Man being the object of art, it is from the working of the various faculties of the human organism that Delsarte deduces the task of the artist; as from the knowledge of the essential modalities of the ego, he deduces his law of general æsthetics.
Delsarte teaches, therefore, that man is a triplicity of persons; that is, he contains in his indestructible unity, three principles or aspects, which he calls life, soul and mind; in other words, physical, moraland intellectual persons.
In this statement this master agrees with the philosophers who give a triplicity of essential principles as the base of ontology. Pierre Leroux names them as follows: sensation, sentiment, consciousness.
That which is personal to Delsarte is the derivation of the law of æsthetics from this conception of being.
The primal faculties once ascertained, he devotes himself to an analysis of the organism; he describes the harmony of each of these faculties with the apparatus which serves it as agent for manifesting itself, and demonstrates the fitness of each organ for the task assigned it. The master establishes that the inflections of the voice betray more especially the sensitive nature; that gesture is the interpreter of emotion; that articulation--a special element of speech--is in the direct service of intelligence and thought. He gave the name of vocal to the active apparatus of sensation; dynamic to that of sentiment; buccal to that of articulation.

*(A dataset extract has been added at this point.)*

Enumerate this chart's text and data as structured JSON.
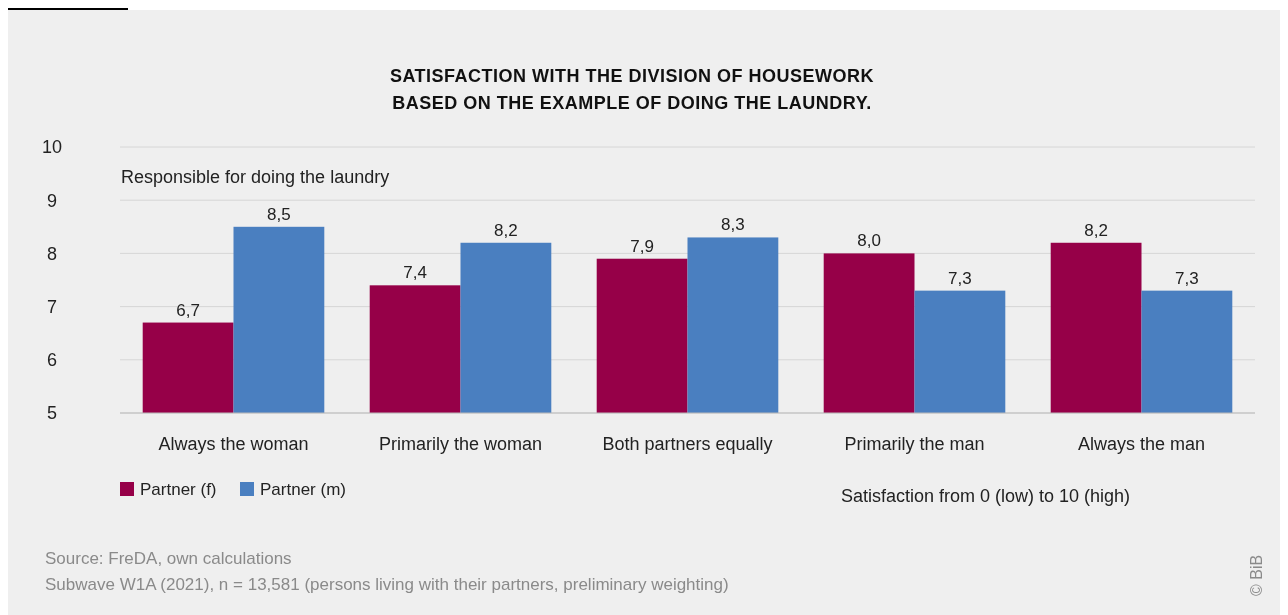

From the union of the faculties and their agents arise three modes of expression: the language of affection, the language of ellipsis (or gesture) and the language of philosophy. They respond to the three states which Delsarte recognizes in man, and which the artist is to translate: the sensitive state, corresponding to the life; the moral state, to the soul; the intellectual state, to the mind.
But this division into three modalities or into three states is far from giving the number of the manifestations of being. Nature is not reduced to this indigence. From the fusion of these three states, in varying and incessant combination, and from the predominance of one of the primitive modalities, whether accidental or permanent, countless individualities are formed, each with its personal constitution, its shades of difference of education, habits, age, character, etc.
It seems at the first glance as if the mind must be confused by these varieties, whose possible number fades into infinity; but the teacher does not open this labyrinth to his disciples without providing them with a clue.
Independently of these modalities, of these states, which form the basis of the system, Delsarte traces triune subdivisions, which serve as a point of convergence; thus the intermediary rays of the compass or mariner's card are multiplied, and receive special names, without ceasing to belong to one of the four cardinal points.
Whatever, for instance, may be the tendency of the individual whom we desire to portray, or to represent by any art whatsoever, we can think of him in his normal state, as well as in a concentric or eccentric state: this is a first distinction.